This is a row vector, basically the transpose of a column vector. Just for completeness but we won’t worry about it here.

$\begin{bmatrix}1 &0\end{bmatrix}$

Now we can write our earlier expression of the equal superposition as

$\frac{1}{\sqrt{2}}|0\rangle + \frac{1}{\sqrt{2}}|1\rangle$

# Measuring a Qubit State

If we were to now make a measurement of the Qubit that we have before in the equal superposition here is what we might get. Note that we only measure a state each time. The state of our Qubit is either measured in state 0 or state 1, but for the limited number of measurements we see an equal number of each state represented. Of course, six measurements is very low and we all know that low numbers in statistics can lead to issues. So it might be that we need 1000 measurements before we see the level of precision in measuring an equal superposition of states.

But on balance we would see 50/50 split between these two states.
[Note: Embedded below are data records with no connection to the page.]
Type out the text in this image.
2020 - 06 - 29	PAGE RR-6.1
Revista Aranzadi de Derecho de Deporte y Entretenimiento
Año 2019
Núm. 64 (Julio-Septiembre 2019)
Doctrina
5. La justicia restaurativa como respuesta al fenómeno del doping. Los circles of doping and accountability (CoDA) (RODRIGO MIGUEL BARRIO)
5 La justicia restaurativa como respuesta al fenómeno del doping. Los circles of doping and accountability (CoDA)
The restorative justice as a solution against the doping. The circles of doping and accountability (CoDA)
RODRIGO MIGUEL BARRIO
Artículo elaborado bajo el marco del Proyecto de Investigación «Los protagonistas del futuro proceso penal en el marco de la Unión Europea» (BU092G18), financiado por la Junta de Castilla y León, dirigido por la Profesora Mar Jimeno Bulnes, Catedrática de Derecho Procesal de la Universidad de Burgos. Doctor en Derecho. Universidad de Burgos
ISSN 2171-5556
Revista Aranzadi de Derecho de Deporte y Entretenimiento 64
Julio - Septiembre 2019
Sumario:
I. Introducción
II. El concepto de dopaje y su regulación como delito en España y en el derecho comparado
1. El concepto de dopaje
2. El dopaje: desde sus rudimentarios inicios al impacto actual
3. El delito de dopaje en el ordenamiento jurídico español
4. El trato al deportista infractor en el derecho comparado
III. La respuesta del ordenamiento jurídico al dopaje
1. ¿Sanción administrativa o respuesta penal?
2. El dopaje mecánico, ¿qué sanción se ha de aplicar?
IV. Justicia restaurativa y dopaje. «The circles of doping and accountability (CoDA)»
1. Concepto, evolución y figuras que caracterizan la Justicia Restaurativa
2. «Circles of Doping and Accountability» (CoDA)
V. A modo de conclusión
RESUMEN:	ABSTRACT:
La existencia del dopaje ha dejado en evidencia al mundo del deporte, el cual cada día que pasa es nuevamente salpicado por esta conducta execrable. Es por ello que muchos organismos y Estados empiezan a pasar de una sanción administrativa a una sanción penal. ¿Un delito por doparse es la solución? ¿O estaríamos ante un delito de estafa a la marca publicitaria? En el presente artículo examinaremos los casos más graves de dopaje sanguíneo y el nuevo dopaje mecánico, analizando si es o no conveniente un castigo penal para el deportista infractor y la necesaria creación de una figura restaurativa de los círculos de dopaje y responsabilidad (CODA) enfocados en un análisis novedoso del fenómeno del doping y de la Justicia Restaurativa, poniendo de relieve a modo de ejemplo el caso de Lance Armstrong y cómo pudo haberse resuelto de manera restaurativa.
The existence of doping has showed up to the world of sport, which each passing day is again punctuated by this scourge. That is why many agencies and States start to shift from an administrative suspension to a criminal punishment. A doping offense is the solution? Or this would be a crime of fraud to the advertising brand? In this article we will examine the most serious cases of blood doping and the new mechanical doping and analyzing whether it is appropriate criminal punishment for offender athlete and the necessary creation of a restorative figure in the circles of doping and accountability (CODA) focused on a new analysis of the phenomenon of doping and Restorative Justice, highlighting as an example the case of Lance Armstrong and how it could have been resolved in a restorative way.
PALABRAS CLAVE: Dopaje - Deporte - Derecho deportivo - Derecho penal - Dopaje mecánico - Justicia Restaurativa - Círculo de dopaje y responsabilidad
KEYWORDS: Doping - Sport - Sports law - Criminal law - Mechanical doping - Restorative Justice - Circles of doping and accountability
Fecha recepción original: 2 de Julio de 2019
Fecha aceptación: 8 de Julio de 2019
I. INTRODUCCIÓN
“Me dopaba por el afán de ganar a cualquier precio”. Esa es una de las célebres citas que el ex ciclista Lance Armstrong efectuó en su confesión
This means we have a probability of being in state 0 as 0.5 and in state 1 as 0.5. More formally if were to look at the Dirac or matrix notation we would see that the measurement in state 0 or state 1 is

${(\frac{1}{\sqrt{2}})}^2 = 0.5$

In summary, if we could run this stochastic experiment an infinite number of times, the equal superposition would yield state 0 with probability 0.50000000000… (you get the drift) and state 1 with probability 0.50000000000…